Charles: So, in effect the addiction is maintained throughout the pregnancy as opposed to detoxification? Is this one of the major ways in which treatment whilst pregnant differs?

Amy Sedgwick Director, Clinical Operations: Yes, this is one of the major ways in which treatment differs. The mom will be safely maintained on maintenance medication.

Charles: I want to ask a practical question you may be able to answer; I know it will differ from one insurance to another but is the kind of treatment required generally covered by standard health insurance policies or would it fall outside the cover and be considered elective?

Amy Sedgwick Director, Clinical Operations: In my experience, it would be covered.

Charles: Excellent thank you for your time and dedication to helping us inform mother and fathers to be about this important subject. I would like to run another scenario; it actually follows on from our current discussion:

A current opioid user has given birth; the newborn has been treated for Neonatal Abstinence Syndrome (NAS). The mother is full of guilt and her husband has made it clear that she needs to get clean. With all the responsibilities facing her she is unable to enter a live-in rehab facility; what are her options?

Amy Sedgwick Director, Clinical Operations: She should consult with her clinical team and her insurance carrier to find the best options. The more support wrapped around her and around the baby, would allow for more healing and the recovery process to take place. While mom enters treatment, whether it be inpatient or outpatient, she will need help caring for the baby in her absence. Reducing her shame and guilt would allow her to begin forgiving herself and identifying achievable recovery goals. Family therapy would be beneficial so that the husband/partner can learn about addiction and gain tools to help his partner. Even though an inpatient facility may be preferred, they are many options.

Charles: Do you also recommend any support groups?

Amy Sedgwick Director, Clinical Operations: Yes, 12-step support groups are a wonderful and useful tool: constant support from a non-judgmental and relatable group of peers.

‘Reducing her¬†shame and guilt would allow the mom to begin forgiving herself and identifying achievable recovery goals.’

Charles: Excellent, I have one last question for you today. If she were to be admitted to an inpatient facility how long is the average stay before shifting to outpatient support?

Amy Sedgwick Director, Clinical Operations: The most common length of stay is 30 days, however there are longer term options available and also shorter length of stay programs.

Charles: I would like to thank you on behalf of our readers as well as note that the subject is vast and we will be tackling more specific subjects in the future as it is difficult to delve too deeply in one session. Before we close off this interview, is there anything you would like to share with our readers that you believe to be of paramount importance in dealing with opioid addiction and pregnancy?
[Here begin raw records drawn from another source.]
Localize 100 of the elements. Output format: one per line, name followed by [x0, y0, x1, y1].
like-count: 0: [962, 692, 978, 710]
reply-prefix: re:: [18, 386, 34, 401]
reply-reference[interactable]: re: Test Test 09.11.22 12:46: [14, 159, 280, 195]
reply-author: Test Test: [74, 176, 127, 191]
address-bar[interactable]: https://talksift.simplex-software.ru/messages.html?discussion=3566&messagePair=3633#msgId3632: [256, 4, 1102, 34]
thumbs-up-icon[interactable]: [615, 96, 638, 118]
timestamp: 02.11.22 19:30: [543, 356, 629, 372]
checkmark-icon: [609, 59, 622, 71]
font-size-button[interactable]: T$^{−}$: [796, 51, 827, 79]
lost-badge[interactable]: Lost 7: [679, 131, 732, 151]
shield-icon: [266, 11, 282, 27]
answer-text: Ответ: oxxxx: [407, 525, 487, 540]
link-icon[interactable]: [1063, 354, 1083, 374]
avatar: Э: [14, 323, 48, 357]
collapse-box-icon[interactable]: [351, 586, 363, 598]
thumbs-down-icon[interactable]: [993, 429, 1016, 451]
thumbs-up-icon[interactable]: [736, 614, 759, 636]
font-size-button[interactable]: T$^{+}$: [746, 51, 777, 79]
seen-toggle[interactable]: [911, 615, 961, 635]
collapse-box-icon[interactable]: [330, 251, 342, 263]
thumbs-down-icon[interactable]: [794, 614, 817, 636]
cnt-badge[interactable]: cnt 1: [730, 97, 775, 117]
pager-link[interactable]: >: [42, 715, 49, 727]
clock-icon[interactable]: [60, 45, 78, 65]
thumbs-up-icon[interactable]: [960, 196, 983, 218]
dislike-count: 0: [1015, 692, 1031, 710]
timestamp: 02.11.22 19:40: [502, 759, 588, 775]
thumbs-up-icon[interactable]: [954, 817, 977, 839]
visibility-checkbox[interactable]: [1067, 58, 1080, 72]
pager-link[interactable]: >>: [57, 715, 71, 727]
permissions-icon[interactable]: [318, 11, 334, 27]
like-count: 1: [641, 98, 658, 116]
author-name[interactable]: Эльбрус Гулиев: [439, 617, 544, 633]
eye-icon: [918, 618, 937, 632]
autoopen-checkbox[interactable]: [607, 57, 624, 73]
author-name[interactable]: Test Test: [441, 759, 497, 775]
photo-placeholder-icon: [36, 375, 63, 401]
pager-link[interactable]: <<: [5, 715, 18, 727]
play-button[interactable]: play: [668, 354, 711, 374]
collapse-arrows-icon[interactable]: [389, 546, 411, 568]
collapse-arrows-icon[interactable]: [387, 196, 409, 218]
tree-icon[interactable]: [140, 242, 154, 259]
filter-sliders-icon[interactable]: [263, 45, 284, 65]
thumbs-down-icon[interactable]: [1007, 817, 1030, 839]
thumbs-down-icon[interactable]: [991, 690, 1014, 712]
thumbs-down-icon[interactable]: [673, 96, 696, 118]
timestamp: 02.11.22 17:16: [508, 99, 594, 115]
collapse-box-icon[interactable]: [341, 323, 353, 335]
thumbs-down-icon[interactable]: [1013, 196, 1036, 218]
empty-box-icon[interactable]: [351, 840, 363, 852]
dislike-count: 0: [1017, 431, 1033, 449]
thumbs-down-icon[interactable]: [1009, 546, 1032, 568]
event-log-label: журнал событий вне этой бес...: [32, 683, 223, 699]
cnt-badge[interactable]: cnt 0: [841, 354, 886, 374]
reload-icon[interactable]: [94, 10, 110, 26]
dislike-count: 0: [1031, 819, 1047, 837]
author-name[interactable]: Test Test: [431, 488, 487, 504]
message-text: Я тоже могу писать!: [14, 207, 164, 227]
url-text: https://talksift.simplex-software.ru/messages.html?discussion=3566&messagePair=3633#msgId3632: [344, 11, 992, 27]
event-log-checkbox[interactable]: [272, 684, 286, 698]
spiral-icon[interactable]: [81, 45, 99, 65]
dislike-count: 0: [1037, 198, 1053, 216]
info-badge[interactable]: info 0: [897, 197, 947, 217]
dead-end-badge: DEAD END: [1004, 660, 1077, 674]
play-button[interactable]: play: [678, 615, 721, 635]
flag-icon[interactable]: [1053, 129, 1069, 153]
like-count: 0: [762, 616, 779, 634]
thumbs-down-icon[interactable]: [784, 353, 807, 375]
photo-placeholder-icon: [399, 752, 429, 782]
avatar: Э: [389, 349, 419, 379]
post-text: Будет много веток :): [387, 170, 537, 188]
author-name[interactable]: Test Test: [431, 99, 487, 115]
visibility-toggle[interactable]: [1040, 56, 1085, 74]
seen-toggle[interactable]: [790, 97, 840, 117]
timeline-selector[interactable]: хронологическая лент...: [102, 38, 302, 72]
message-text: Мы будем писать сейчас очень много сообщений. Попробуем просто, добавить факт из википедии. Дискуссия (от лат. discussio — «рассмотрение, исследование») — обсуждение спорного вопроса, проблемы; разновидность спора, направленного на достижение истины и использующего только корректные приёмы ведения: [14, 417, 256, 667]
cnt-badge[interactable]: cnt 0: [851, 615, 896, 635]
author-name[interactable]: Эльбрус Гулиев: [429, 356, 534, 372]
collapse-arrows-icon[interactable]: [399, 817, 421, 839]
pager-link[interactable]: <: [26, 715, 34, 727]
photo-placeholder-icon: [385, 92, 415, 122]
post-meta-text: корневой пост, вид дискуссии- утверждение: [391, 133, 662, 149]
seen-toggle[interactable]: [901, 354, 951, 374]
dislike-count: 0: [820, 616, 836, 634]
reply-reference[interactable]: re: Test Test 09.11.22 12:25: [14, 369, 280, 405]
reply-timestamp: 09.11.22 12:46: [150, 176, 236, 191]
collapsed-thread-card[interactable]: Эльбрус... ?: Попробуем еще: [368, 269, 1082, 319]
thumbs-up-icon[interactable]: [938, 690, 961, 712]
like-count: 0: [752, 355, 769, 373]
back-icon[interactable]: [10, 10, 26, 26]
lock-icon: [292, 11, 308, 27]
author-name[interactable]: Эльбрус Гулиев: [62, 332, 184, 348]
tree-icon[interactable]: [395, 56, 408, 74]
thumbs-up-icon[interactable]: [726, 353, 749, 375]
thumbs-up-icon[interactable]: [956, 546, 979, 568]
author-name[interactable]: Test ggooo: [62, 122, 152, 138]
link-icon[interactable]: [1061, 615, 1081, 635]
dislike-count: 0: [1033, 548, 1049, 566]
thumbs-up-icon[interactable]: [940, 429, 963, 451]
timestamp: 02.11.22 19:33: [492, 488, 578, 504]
Amy Sedgwick Director, Clinical Operations: Thank you. It was my pleasure to participate in this today. I would want to end on a final note of saying this: Recovery happens every day! Recovery is possible. If one feels that they are struggling, I strongly encourage them to connect with a provider. Be open and honest and don’t be ashamed. Coming forth and entering a program of recovery can allow for one to reach life’s goals… including raising a healthy and happy family!

Charles: Thank you very much for your sage advice, recovery is indeed possible and I would like to thank you for all the work you do in ensuring that recovery is possible!